Hacker News new | ask | show | jobs
by fusiongyro 4975 days ago
The distinction between your point and mine is becoming miniscule, but I must defend my position on Haskell, as a heavy user myself. If Num doesn't seem to be a problem to you, it's because you supply top-level annotations that disambiguate it. Try removing all the annotations from whatever you did last week and see if it still compiles cleanly. I'd wager it doesn't. This isn't an issue in practice because we supply annotations in most cases, but don't be fooled: top level annotations, despite the rhetoric, actually are essential for modern Haskell programs to disambiguate. As for strings, the problem doesn't appear in practice because people mostly don't intermingle string types in the same module. That's what makes Num tricky; it's easy to find yourself with Ints and Integers together, wanting to divide them and get a float, and figuring out how to resolve these minor issues is significant for learners. Just ask my friends!
1 comments

This is one of the files in a project I've worked on last week.

https://github.com/Peaker/bottle/blob/master/codeedit/Editor...

I removed all the top-level type declarations, and only one definition broke, because of the MR.

  showP :: Show a => a -> String
  showP = parenify . show
Once I removed the type declaration, I made it work again by adding a parameter to avoid the MR:

  showP x = parenify (show x)
and everything compiles smoothly.

Feel free to browse the bottle repo -- and try to build it without top-level declaration.
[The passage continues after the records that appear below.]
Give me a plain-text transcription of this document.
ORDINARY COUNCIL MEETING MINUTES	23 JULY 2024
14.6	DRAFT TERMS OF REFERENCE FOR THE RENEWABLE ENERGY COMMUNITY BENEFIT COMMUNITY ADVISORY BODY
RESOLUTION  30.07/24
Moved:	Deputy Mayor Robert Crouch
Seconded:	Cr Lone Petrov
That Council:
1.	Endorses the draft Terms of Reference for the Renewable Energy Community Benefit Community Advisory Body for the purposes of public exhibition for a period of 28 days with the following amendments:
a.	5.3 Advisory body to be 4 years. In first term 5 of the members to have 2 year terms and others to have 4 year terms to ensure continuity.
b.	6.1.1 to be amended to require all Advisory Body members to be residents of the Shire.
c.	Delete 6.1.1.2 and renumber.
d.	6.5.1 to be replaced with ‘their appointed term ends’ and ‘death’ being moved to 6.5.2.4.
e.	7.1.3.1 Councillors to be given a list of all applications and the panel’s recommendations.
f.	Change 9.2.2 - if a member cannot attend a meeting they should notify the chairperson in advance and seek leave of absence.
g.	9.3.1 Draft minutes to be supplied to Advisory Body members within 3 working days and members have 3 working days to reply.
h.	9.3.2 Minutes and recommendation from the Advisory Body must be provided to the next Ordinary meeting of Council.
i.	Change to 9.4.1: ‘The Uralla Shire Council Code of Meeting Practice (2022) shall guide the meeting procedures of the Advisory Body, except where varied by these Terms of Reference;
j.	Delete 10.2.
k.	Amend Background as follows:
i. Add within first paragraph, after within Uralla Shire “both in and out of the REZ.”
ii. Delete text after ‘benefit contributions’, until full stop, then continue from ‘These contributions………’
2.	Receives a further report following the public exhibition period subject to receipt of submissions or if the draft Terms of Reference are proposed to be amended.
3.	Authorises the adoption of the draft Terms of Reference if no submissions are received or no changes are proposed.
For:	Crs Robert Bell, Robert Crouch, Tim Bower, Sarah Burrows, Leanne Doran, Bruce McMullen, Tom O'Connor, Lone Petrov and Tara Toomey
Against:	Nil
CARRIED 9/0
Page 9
Apart from a few functions in the entire project that use Rank2, you won't need any declarations.

Thanks for sticking with this conversation.

This is very good code.

One difference I see between our styles that may explain the differences in behavior we see is that you're quite meticulous about importing only the parts of modules you need, and you make heavy use of qualified imports. My style has been to import everything in case I need it later and only use qualified imports when absolutely necessary, and it must be creating the unnecessary ambiguity that I have to deal with. I will try to adopt your style and see if it cleans up my error messages, and I'll encourage my friends to do the same.